Her fingers closed around the cast, and it did not collapse into her palm and be absorbed as she had believed it would; instead, it went through her hand, through her shoulder, into the field coat at her chest, and Commander Rel was driven back two meters, as the lightning disappeared into the distance after it had completely pierced her body.

Her hand was burned to the bone. The skin and the muscle and the cloth were gone where the cast had passed, and what remained was a charred stripe through her field coat and the bone of her hand exposed to the cold morning air.

She looked at her hand, then she looked at me.

For the first time since I had begun watching Commander Adis Rel, across the loops, I saw fear in her eyes.

I had just hurt an Adept as a second-year Acolyte, and if not for the sheer tenacity of an Adept mage’s body, that cast would have killed her.

I had been aiming for her head, but a weird magic in her palm had diverted my lightning towards it.

Commander Rel looked as if she were in her early thirties, but I had it in good faith that she was one hundred and sixty-five years old.

She had been an Adept for close to a century, and in all that century, there may have never been any moment when she had been badly injured by an Adept.

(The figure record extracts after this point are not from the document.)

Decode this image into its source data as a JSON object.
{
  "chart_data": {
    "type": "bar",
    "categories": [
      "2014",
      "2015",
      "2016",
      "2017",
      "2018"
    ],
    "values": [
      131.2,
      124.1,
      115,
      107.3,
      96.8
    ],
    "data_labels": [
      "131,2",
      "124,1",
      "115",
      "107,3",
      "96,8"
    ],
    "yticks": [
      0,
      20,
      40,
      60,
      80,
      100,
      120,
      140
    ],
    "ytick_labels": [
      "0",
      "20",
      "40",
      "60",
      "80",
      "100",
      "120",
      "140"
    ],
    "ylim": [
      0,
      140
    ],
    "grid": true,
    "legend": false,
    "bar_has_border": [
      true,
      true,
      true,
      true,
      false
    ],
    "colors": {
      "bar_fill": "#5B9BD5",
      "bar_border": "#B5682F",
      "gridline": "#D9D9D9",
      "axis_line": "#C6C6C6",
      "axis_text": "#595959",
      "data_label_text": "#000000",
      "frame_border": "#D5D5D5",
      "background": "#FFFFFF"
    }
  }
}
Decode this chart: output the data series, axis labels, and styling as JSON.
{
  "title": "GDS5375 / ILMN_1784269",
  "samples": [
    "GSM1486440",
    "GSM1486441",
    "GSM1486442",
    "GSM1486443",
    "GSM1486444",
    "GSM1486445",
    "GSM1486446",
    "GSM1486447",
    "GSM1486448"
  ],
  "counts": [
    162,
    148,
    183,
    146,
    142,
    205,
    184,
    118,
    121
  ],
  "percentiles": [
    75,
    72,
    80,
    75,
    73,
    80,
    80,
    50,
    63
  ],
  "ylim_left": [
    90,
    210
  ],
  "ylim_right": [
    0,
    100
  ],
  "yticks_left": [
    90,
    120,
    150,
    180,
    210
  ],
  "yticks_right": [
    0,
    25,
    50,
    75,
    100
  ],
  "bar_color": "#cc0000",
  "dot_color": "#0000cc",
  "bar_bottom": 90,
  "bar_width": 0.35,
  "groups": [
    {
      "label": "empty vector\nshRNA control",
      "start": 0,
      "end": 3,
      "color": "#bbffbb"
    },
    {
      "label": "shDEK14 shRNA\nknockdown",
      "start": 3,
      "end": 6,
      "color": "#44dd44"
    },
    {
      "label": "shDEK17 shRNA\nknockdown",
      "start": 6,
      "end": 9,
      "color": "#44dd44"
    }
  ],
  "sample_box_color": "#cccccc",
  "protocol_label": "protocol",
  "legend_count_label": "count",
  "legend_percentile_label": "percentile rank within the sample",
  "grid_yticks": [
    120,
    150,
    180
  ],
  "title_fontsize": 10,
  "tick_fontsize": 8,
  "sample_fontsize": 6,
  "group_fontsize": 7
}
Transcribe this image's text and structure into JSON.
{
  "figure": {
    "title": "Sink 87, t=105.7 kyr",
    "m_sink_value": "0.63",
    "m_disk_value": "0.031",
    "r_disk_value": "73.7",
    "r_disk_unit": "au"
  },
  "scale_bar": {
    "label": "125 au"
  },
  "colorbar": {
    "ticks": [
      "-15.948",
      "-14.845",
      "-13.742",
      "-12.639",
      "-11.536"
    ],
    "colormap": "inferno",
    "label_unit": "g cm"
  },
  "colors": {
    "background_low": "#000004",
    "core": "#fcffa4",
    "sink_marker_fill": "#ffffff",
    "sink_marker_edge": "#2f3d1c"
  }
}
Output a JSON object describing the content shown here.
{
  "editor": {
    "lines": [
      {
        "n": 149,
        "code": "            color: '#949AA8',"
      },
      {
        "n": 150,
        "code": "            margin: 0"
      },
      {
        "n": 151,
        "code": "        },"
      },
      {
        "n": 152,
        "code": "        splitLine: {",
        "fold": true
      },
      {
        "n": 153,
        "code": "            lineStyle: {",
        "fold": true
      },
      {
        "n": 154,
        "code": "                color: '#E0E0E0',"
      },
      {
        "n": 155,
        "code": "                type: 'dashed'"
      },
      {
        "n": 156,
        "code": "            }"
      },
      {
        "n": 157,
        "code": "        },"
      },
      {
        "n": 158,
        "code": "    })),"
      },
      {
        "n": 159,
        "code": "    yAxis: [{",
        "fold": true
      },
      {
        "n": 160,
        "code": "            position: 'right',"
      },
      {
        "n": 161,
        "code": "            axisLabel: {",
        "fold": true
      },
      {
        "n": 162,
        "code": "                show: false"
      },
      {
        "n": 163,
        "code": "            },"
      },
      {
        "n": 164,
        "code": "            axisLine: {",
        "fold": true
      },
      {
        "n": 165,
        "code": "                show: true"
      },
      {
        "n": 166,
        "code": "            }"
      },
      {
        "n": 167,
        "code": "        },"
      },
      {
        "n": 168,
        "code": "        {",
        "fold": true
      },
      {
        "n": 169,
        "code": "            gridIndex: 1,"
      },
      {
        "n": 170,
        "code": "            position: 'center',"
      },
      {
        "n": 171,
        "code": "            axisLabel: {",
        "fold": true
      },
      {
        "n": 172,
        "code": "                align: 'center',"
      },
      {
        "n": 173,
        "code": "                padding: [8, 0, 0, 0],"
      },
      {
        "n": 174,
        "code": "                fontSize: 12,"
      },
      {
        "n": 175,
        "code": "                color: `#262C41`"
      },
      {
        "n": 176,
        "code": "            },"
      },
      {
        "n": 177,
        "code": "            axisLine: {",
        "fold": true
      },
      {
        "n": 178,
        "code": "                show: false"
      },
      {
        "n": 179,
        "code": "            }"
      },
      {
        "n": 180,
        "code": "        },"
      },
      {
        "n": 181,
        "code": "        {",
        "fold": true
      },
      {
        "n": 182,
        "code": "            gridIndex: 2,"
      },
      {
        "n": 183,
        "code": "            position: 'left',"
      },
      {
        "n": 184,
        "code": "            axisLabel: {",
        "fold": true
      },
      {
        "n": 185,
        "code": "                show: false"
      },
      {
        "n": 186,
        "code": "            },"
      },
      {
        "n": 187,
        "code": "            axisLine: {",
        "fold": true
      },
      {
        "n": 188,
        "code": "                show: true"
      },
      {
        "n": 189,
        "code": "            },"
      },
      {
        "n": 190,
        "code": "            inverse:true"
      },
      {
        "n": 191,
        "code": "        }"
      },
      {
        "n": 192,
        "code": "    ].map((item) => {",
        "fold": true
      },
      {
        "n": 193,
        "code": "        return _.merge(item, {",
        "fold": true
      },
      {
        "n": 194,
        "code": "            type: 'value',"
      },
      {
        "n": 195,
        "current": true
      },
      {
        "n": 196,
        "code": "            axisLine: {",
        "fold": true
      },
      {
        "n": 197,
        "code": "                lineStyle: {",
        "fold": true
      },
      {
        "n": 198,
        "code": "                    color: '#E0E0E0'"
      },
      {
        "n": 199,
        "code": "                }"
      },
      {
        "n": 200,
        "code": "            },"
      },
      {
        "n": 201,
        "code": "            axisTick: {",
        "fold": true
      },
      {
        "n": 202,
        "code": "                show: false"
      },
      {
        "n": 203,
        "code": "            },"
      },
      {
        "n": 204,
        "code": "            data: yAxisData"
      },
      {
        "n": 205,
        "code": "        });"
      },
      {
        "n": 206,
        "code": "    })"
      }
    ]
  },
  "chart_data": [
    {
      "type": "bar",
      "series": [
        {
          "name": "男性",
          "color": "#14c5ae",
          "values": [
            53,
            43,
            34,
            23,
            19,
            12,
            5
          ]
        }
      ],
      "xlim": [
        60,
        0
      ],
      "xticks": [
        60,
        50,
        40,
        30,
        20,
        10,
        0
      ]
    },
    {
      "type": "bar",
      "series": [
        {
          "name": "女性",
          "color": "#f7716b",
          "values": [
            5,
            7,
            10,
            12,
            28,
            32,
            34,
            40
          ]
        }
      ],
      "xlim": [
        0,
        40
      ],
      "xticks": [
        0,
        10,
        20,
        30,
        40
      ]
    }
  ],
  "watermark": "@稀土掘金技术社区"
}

My spells when I burned my soul seemed to be many times more powerful than normal, mainly because I think I was able to compress my spells better than anyone else burning their soul, as Mortal Shell kept my mind focused when any other mage would be almost insane at the moment, and so a lot of their power was wasted and not focused.

The point was that she had not seen anything like me before... and I did not care.

All that pain inside me, all the rage... I wanted to eradicate every single piece of her.

With a small groan of pain, Commander Rel reached over her shoulder, and her staff came up out of the harness on her back.